Do Orthodontists Need to Go Through Medical School?

Becoming an orthodontist requires extensive education and training. Learn more about the process of becoming an orthodontist and what qualifications are needed.

Do Orthodontists Need to Go Through Medical School?

Becoming an orthodontist requires a significant amount of education and training. To become an orthodontist, you must first attend dental school for four years. During the first two years, you will learn basic science courses such as biochemistry and anatomy. The last two years will focus on clinical experience and knowledge.

After graduating from dental school, you must complete an orthodontic residency program in order to become a licensed orthodontist. Dental school is a four-year program that requires a bachelor's degree in a scientific field. However, it is not necessary to have a bachelor's degree in order to be admitted into dental school. You will need to complete courses in biology, chemistry, and other sciences before you can begin studying in the specialty of orthodontics.

The Dental Accreditation Commission currently lists 68 orthodontic residency programs in the United States. These programs are ranked according to the quality of training, post-residency practices, research, and more. After completing an orthodontic residency program, you must pass the national dental board exam and the state licensing requirements of the state in which you intend to practice. The university degrees that an orthodontist will have are as follows: first, they obtain their Doctor of Dental Surgery (DDS) or Doctor of Medical Dentistry (DMD) degree from an accredited dental school.

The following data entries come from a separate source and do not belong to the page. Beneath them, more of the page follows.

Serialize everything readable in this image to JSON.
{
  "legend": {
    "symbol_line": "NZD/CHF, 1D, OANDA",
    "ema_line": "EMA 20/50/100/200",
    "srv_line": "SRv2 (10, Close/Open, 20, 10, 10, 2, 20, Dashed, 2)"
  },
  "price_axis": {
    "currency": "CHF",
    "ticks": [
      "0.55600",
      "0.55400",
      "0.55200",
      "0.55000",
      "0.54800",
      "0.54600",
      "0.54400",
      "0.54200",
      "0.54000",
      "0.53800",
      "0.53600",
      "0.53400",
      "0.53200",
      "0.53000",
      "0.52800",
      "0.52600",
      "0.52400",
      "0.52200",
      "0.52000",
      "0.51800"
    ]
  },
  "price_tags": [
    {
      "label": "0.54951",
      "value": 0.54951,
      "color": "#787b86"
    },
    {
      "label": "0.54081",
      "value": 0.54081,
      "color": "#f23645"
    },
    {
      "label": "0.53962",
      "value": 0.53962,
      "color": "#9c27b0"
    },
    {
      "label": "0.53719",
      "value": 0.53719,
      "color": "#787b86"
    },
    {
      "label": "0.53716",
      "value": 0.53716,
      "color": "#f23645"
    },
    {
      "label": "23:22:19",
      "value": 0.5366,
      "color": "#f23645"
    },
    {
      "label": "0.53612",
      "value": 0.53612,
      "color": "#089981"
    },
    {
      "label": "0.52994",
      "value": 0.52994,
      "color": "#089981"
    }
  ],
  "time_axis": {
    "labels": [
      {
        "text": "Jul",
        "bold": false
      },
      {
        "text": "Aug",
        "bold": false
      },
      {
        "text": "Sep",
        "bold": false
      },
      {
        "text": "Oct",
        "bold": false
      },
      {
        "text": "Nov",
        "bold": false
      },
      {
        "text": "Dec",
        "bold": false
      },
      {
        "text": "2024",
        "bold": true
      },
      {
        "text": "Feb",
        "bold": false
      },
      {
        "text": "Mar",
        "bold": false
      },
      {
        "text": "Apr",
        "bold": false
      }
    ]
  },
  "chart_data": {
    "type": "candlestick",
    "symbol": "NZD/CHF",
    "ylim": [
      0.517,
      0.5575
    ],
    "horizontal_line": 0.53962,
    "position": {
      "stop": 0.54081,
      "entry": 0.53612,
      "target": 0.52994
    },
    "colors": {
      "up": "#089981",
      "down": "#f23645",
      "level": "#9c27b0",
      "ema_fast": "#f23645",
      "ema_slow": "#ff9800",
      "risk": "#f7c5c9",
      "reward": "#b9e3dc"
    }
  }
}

After this, they apply to a graduate program in orthodontics to obtain a Master of Science (MS) in orthodontics. Orthodontists must complete 40 hours of professional education per year in most states. They also need to keep their license up to date with continuing education and periodic recertification. Orthodontists treat a wide variety of dental alignment problems, also known as “malocclusions”.

Becoming an orthodontist is a long and challenging process but it can be very rewarding. Orthodontists enjoy high salaries, an excellent work-life balance, and a friendly and sociable teamwork environment. If you're considering straightening your teeth or improving your bite, you'll need the help of an orthodontist.